- Fall of Gamboru Ngala: Part of Boko Haram insurgency
| Date | 25 August 2014 |
| Location | Gamboru and Ngala, Borno State, Nigeria |
| Result | Boko Haram victory Boko Haram captures Gamboru Ngala; Massacres of civilians begin by Boko Haram; |

Belligerents
- Nigeria: Boko Haram

Strength
- 300: 1000

Casualties and losses
- Unknown: Unknown

= Fall of Gamboru Ngala =

On 25 August 2014, militants from Boko Haram seized control of the Nigerian border cities of Gamboru and Ngala (often conjoined as Gamboru Ngala), Borno State, Nigeria. Most of the civilians in Gamboru Ngala fled to other parts of Nigeria and across the Cameroonian border. After seizing control of the city, Boko Haram began enacting massacres against civilians and leaders they deemed traitors, killing at least 200 people.

== Background ==
Boko Haram emerged in 2009 as a jihadist social and political movement in a failed rebellion in northeast Nigeria. Throughout the following years, Abubakar Shekau unified militant Islamist groups in the region and continued to foment the rebellion against the Nigerian government, conducting terrorist attacks and bombings in cities and communities across the region.

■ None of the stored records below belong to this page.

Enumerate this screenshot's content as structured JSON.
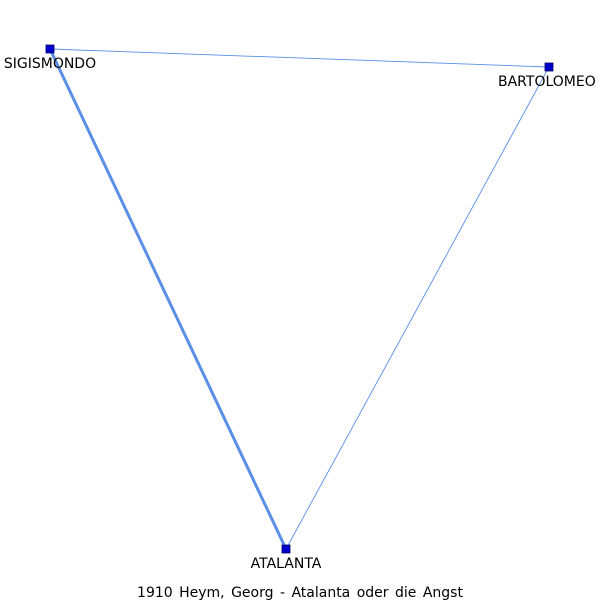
{
  "caption": "1910 Heym, Georg - Atalanta oder die Angst",
  "colors": {
    "edge": "#5b8fe6",
    "node_fill": "#0000cc",
    "node_stroke": "#000066"
  },
  "nodes": [
    {
      "id": "sigismondo",
      "label": "SIGISMONDO"
    },
    {
      "id": "bartolomeo",
      "label": "BARTOLOMEO"
    },
    {
      "id": "atalanta",
      "label": "ATALANTA"
    }
  ],
  "edges": [
    {
      "from": "sigismondo",
      "to": "atalanta",
      "weight": 3
    },
    {
      "from": "sigismondo",
      "to": "bartolomeo",
      "weight": 1
    },
    {
      "from": "bartolomeo",
      "to": "atalanta",
      "weight": 1
    }
  ]
}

In May 2014, Boko Haram stormed Gamboru Ngala and opened fire on a market, killing up to 400 people. In August 2014, Boko Haram launched a campaign to capture several cities in Borno State, capturing Damboa in late July and Gwoza and other cities in August. In each city, the group carried out large-scale massacres against civilians and suspected pro-government people.

== Battle ==
The attack began at 5:30am on 25 August, with over 1,000 militants participating. The militants had divided themselves into several groups, and simultaneously attacked the military barracks and police station. The militants then torched houses and shot at any civilians they saw. Militants told remaining civilians to bury the corpses of the dead that were lying on the streets. Only men, particularly young men, were targeted, according to eyewitnesses interviewed by Amnesty International. At least 300 soldiers fled across the border into Cameroon.

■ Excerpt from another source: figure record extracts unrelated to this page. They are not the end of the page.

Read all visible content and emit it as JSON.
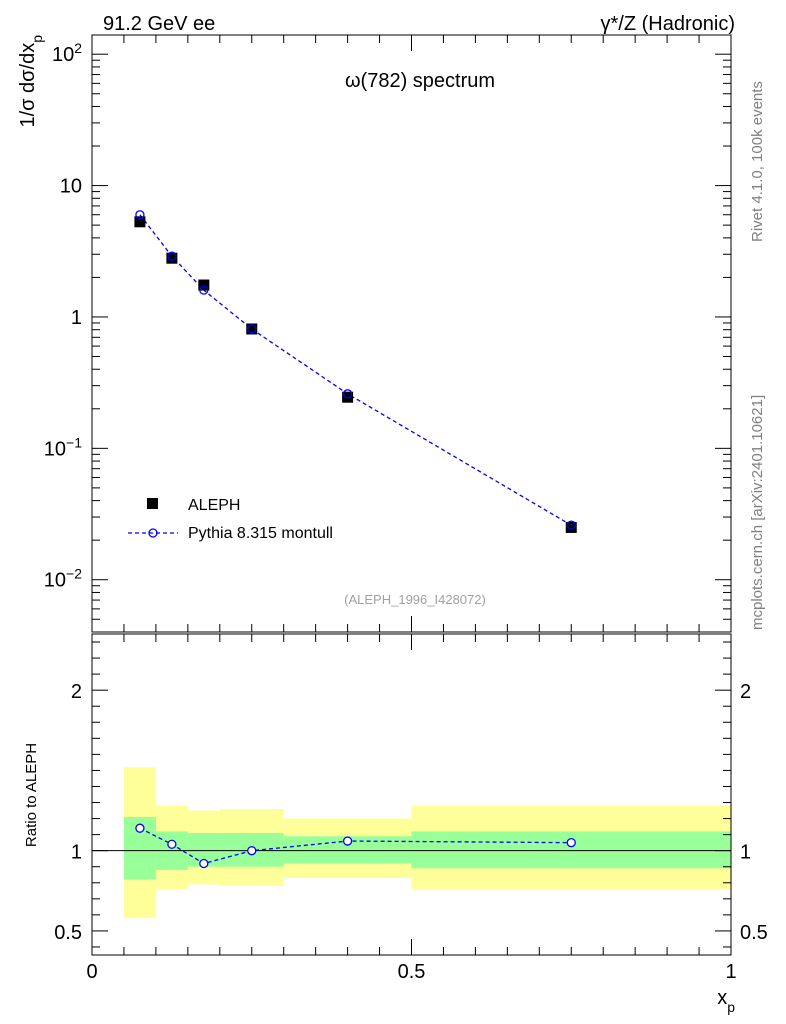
{
  "header": {
    "left_label": "91.2 GeV ee",
    "right_label": "γ*/Z (Hadronic)"
  },
  "side_labels": {
    "top": "Rivet 4.1.0,  100k events",
    "bottom": "mcplots.cern.ch [arXiv:2401.10621]"
  },
  "chart_data": [
    {
      "type": "scatter",
      "panel": "main",
      "title": "ω(782) spectrum",
      "ylabel": "1/σ  dσ/dx_p",
      "yscale": "log",
      "ylim": [
        0.004,
        140
      ],
      "xlim": [
        0,
        1
      ],
      "watermark": "(ALEPH_1996_I428072)",
      "y_tick_labels": [
        "10^-2",
        "10^-1",
        "1",
        "10",
        "10^2"
      ],
      "legend": {
        "placement": "bottom-left",
        "entries": [
          "ALEPH",
          "Pythia 8.315 montull"
        ]
      },
      "series": [
        {
          "name": "ALEPH",
          "marker": "filled-square",
          "color": "#000000",
          "x": [
            0.075,
            0.125,
            0.175,
            0.25,
            0.4,
            0.75
          ],
          "y": [
            5.3,
            2.8,
            1.75,
            0.81,
            0.245,
            0.025
          ]
        },
        {
          "name": "Pythia 8.315 montull",
          "marker": "open-circle",
          "line": "dashed",
          "color": "#0000ff",
          "x": [
            0.075,
            0.125,
            0.175,
            0.25,
            0.4,
            0.75
          ],
          "y": [
            6.0,
            2.9,
            1.6,
            0.81,
            0.26,
            0.026
          ]
        }
      ]
    },
    {
      "type": "scatter",
      "panel": "ratio",
      "ylabel": "Ratio to ALEPH",
      "xlabel": "x_p",
      "xlim": [
        0,
        1
      ],
      "ylim": [
        0.35,
        2.35
      ],
      "x_tick_labels": [
        "0",
        "0.5",
        "1"
      ],
      "y_tick_labels": [
        "0.5",
        "1",
        "2"
      ],
      "reference_line": 1,
      "bands": [
        {
          "x0": 0.05,
          "x1": 0.1,
          "inner": [
            0.82,
            1.21
          ],
          "outer": [
            0.58,
            1.52
          ]
        },
        {
          "x0": 0.1,
          "x1": 0.15,
          "inner": [
            0.88,
            1.12
          ],
          "outer": [
            0.76,
            1.28
          ]
        },
        {
          "x0": 0.15,
          "x1": 0.2,
          "inner": [
            0.9,
            1.11
          ],
          "outer": [
            0.79,
            1.25
          ]
        },
        {
          "x0": 0.2,
          "x1": 0.3,
          "inner": [
            0.9,
            1.11
          ],
          "outer": [
            0.78,
            1.26
          ]
        },
        {
          "x0": 0.3,
          "x1": 0.5,
          "inner": [
            0.92,
            1.09
          ],
          "outer": [
            0.83,
            1.2
          ]
        },
        {
          "x0": 0.5,
          "x1": 1.0,
          "inner": [
            0.89,
            1.12
          ],
          "outer": [
            0.76,
            1.28
          ]
        }
      ],
      "series": [
        {
          "name": "Pythia 8.315 montull / ALEPH",
          "marker": "open-circle",
          "line": "dashed",
          "color": "#0000ff",
          "x": [
            0.075,
            0.125,
            0.175,
            0.25,
            0.4,
            0.75
          ],
          "y": [
            1.14,
            1.04,
            0.92,
            1.0,
            1.06,
            1.05
          ]
        }
      ]
    }
  ]
}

Some residents were kidnapped from their home, with one survivor mentioning his 70 year old neighbor was kidnapped by the militants. The number of dead civilians in the aftermath of the fall of the city is unknown; in one neighborhood, a survivor mentioned over 40 bodies lying in the streets she walked, and in Arabic Village, a university campus, there were at least 50 bodies. The city's highest-ranking Muslim official was killed in these massacres. Three days later on 28 August, the militants demanded residents bury bodies in a mass grave on the road to Kalabalge. At least 200 people were buried in this mass grave. Initially, the militants had told civilians they were free to stay but considered them infidels. However, several days later, they began targeting any civilians remaining in the city.

Around 15,000 residents fled across the Cameroonian border into Fotokol, fearing a massacre like the one in May. The militants sought to establish an Islamic state in Gamboru Ngala like they did elsewhere, and installed judges and meted out harsh punishments for people who allegedly broke Islamic law.